Almost 14 year later, John remains my most enthusiastic cheerleader and closest mentor. He has coached me through almost every major professional decision and has written countless letters of recommendation on my behalf.
Our friendship developed outside of the classroom, mostly in the evening, when I would seek his counsel on all kinds of personal dilemmas. Early in my tenure as the student member of FIU’s Board of Trustees, the board held a vote on whether to raise undergraduate tuition to account for declining state funding (times haven’t changed). The resolution was going to pass overwhelmingly regardless of how I voted, so I had to decide whether it was better to be pragmatic and vote with the rest of the board, or to vote with my conscience and as most students would have wanted me to—against the increase. John remarked, “If your vote is an ornament, then hang it on the right tree!” Not only is his advice always sound, but he usually delivers it with flair. I was the lone vote against the motion.
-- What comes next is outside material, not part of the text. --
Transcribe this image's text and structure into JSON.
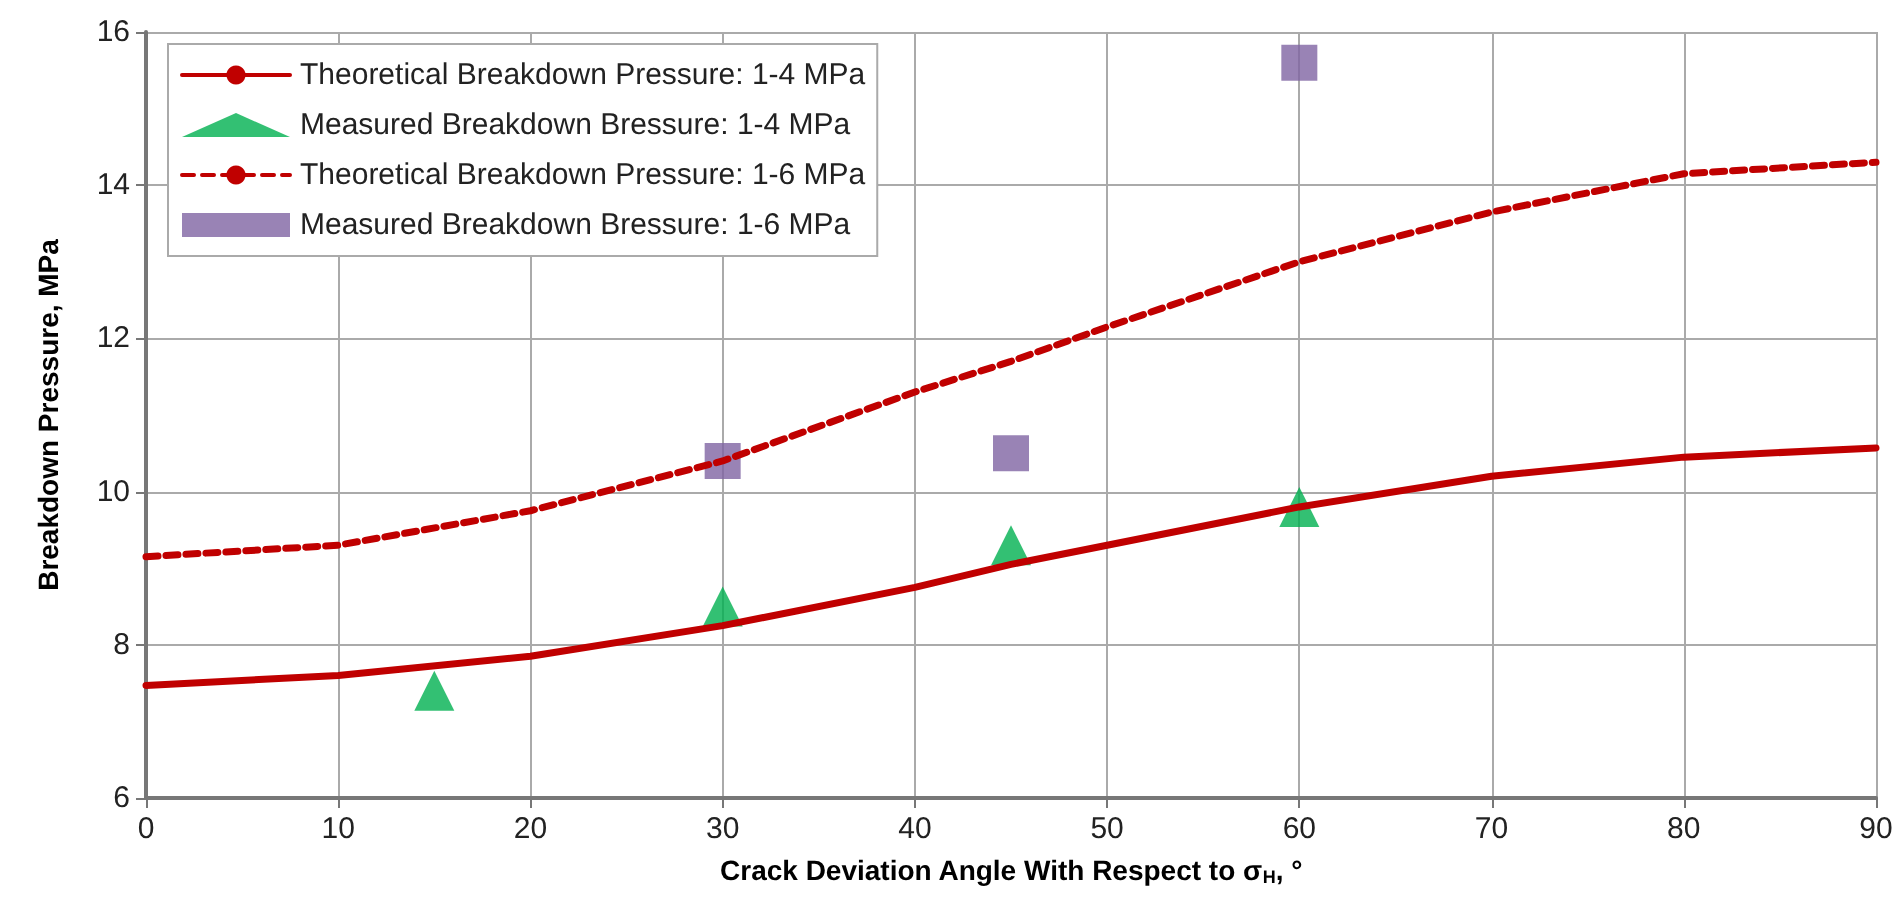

By May of my senior year, I had yet to be admitted to any of the dozen or so law schools to which I had applied and felt down on my luck. John sat with me outside the DM building until well after dark, strategizing with me and reminding me how much I already had accomplished. I wasn’t certain whether I’d ever become a lawyer, but I left assured that everything would work out fine one way or another. I hope I’ll be able to instill that kind of confidence in the students and young lawyers that I mentor.
When I applied for a federal clerkship with U.S. District Judge Cecilia M. Altonaga—one of FIU’s most accomplished graduates and, not coincidentally, also one of John’s former students—John recommended me for the highly competitive position, but I had a logistics problem: I was studying in Australia at the time (on a scholarship for which John had written one of my letters of support) and I couldn’t interview with the judge in person. I suggested to John that I interview by telephone or videoconference, but he thought the interview was too important to do remotely. He and another FIU colleague offered to personally pay for my flight back to Miami. I was floored by the gesture but declined.
Like so many students who ignored their better judgment and took his classes, I am a better lawyer and person on account of his teaching and friendship. ♦
Clayton P. Solomon ’05 is an assistant United States attorney in Brooklyn, New York. From 2003-2004, he served as SGA President of what is today the Modesto A. Maidique Campus and as the student member of both the FIU Board of Trustees and the State University System Board of Governors. A graduate of the University of Maryland law school, he is a member of the advisory board of the Steven J. Green School of International and Public Affairs, of which his former mentor, John Stack, is now dean.